E apesar da existência da lei do Estatuto da Terra, a política governamental não consegue colocar em prática essa redistribuição de terra, pois há séculos nosso país anda assombrado por projetos que nascem com o intuito de melhorar a vida da sociedade, mas que morrem antes mesmo de sair do papel.

A reforma agrária diante de tantas dificuldades, busca no desenvolvimento capitalista enfatizar o problema dos sem-terra e as pessoas em estado de miséria que vive no campo. Para o desenvolvimento capitalista acontecer com dignidade exige que as terras sejam redistribuídas e que o campo seja modernizado para que a economia do mercado não fique defasada, já que os grandes centros urbanos necessitam do trabalho rural para ser sustentado.

Portanto, se a reforma agrária for aplicada de forma correta e coerente, ela estará cumprindo sua função social e beneficiando aqueles que mais necessitam dela, gerando assim mais igualdade e progresso nacional.

 

REFERÊNCIAS

BRASIL. Constituição da República Federativa do Brasil de 1988.

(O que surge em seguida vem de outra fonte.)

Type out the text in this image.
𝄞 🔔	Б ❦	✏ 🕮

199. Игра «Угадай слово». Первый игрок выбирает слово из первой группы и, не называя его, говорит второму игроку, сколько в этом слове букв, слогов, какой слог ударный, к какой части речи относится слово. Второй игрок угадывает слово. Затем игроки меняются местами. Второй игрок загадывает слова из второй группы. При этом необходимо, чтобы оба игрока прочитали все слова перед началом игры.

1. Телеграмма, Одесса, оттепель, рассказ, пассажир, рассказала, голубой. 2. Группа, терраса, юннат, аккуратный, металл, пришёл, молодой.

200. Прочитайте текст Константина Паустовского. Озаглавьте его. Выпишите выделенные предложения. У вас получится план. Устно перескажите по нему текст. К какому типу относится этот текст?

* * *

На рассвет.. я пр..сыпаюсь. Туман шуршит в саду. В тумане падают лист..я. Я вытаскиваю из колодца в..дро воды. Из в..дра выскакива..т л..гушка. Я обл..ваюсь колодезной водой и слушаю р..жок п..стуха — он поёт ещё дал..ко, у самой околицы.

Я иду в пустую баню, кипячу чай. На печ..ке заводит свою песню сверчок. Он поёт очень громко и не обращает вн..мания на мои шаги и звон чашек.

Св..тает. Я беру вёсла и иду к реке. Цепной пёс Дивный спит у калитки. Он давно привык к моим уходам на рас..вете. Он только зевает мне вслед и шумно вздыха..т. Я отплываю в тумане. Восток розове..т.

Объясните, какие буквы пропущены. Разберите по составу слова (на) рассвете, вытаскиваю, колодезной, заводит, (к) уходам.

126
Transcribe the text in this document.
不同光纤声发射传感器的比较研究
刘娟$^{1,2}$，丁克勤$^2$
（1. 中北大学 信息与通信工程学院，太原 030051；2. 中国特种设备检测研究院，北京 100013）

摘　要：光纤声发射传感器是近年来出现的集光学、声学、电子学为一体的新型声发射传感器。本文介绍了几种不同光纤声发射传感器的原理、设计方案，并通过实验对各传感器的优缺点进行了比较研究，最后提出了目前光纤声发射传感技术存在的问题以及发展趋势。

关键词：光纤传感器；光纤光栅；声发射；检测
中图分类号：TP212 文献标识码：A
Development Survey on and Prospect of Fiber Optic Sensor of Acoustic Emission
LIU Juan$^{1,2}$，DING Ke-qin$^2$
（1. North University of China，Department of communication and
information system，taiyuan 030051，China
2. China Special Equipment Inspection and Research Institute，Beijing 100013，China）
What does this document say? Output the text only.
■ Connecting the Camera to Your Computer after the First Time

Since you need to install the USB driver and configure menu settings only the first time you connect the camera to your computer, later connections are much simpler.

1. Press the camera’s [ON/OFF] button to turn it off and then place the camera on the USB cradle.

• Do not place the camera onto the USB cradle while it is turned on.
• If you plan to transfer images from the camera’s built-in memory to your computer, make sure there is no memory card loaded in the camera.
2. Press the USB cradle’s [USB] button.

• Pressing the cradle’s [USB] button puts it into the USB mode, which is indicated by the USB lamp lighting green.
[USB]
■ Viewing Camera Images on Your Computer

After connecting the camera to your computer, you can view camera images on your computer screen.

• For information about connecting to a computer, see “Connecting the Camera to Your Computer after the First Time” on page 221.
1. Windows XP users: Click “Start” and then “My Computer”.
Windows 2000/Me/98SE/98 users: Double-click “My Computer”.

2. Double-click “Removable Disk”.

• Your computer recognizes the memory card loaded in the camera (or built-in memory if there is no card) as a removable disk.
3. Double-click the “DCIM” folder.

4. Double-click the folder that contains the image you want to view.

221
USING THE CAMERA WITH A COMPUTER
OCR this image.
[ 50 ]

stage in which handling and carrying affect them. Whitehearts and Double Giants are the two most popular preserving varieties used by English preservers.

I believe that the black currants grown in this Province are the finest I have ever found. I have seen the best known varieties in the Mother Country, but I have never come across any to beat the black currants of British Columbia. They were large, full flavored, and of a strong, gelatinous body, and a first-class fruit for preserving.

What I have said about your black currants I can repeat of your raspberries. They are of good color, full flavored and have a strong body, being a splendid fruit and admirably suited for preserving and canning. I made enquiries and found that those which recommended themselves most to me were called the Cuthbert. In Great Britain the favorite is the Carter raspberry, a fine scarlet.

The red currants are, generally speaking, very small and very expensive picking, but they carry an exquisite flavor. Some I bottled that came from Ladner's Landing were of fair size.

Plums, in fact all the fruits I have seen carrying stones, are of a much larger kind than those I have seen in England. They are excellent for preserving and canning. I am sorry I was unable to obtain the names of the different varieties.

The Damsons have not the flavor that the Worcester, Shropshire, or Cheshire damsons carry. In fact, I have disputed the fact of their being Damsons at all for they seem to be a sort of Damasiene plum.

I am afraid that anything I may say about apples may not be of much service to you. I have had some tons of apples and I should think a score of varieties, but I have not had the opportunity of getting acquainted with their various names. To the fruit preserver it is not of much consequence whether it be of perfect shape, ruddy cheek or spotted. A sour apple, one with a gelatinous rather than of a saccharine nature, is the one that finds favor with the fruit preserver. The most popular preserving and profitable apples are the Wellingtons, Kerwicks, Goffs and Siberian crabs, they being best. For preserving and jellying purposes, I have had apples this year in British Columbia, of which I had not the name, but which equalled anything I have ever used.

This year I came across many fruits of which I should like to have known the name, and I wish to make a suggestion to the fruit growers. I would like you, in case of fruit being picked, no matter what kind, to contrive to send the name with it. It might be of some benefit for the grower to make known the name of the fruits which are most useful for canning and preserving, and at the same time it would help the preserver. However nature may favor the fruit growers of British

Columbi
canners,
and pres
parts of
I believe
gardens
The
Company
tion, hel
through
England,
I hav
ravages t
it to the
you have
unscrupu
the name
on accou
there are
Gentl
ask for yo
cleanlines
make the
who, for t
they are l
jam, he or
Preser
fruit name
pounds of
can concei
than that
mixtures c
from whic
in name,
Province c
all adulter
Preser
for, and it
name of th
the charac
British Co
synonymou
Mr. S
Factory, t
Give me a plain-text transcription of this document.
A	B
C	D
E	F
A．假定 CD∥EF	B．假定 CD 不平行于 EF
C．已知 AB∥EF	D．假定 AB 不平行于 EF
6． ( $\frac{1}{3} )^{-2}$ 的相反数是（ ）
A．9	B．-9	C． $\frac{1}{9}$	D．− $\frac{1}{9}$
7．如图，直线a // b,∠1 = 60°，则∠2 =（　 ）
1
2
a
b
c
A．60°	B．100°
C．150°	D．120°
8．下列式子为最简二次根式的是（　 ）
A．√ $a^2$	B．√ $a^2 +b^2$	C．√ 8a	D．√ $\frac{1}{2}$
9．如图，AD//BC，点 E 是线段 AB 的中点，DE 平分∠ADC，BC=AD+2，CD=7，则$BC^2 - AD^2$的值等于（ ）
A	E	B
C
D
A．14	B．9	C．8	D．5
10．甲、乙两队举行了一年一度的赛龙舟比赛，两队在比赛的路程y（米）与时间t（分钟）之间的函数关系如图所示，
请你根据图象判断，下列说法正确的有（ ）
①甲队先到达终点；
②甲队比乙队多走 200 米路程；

Revista âmbito jurídico. Política agrícola e fundiária e reforma agrária [internet]. Disponível em: http://www.ambito-juridico.com.br/pdfsGerados/artigos/320.pdf. Acessado em: 05/09/2009.

SILVA, José Afonso da. Curso de Direito Constitucional Positivo. 22ª edição. São Paulo: Malheiros Editores, 2003.

MORAES, Alexandre de. Direitos Humanos Fundamentais: teoria geral, comentários aos arts. 1° a 5° da CRFB/88, doutrina e jurisprudência. 5. ed. São Paulo: Atlas, 2003.